I'm pretty sure drug cartels, and more generally organized criminal groups, are pretty viable financially, at least short term.

example: https://en.wikipedia.org/wiki/Medell%C3%ADn_Cartel


Is this a joke...? I think there would be fewer candidates for the CEO of FB if they risked being shot down by the DEA when they appear in public.

Regardless, your comment isn't really relevant. I'm replying to the idea that FB has to break the law or they go bankrupt. Well, in that case, they should just go bankrupt. We shouldn't change the law to accommodate them.


> viable […] short term.

That's a nice oxymoron you got there.


I don't think their business model does depend on breaking the law. They could stop operating in the EU and still make a profit, IIRC.

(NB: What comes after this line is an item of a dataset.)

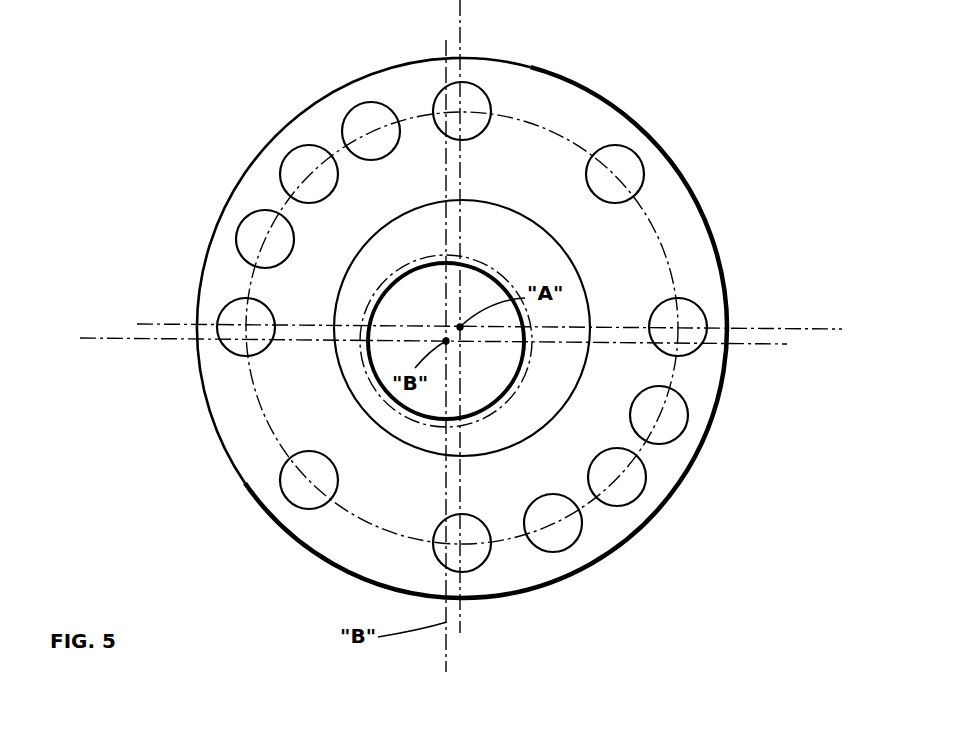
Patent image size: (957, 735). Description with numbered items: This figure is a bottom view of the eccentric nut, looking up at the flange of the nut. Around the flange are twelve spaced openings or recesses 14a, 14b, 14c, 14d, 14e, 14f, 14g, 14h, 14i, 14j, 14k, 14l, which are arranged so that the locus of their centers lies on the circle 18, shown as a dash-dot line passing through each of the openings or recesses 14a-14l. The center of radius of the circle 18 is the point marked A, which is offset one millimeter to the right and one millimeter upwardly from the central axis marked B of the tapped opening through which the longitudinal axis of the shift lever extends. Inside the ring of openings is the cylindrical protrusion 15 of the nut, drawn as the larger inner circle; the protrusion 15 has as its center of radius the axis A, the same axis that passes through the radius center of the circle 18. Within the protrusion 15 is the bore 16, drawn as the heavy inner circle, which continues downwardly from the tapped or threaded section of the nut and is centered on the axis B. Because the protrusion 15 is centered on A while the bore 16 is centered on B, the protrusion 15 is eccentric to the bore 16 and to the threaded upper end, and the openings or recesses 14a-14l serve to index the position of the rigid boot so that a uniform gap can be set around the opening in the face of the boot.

Any social media platform that stops operating in the EU is leaving a void for competitors to take over the EU market. Once said competitor takes over the EU market, they would be large enough to pose a serious threat to Facebook in other markets.


> as they don't make enough money

Commercial entities like facebook do not care for “enough money”. They want as much money as possible. Even if knowing everything about me, my family & friends, job & colleagues, etc. only gains 0.01% more (after accounting for the cost of the stalking infrastructure), they will do what is required to get that 0.01%.

Sometimes morality is allowed to get in the way, but the standard of moral core of an organisation tends towards the lowest common denominators within that organisation so things have to be pretty damned disgusting, and fairly universally considered so, before a commercial entity won't do them (or at least take a blind eye to them) in order to make another 0.01%.


> as they don't make enough money.

First rule of capitalism: nothing ever makes enough money.


FWIW - The English version of the press release:

https://curia.europa.eu/jcms/upload/docs/application/pdf/202...


I can’t wait for internal review and independent investigation of the Irish DPC. If there was no bribery involved I would be surprised.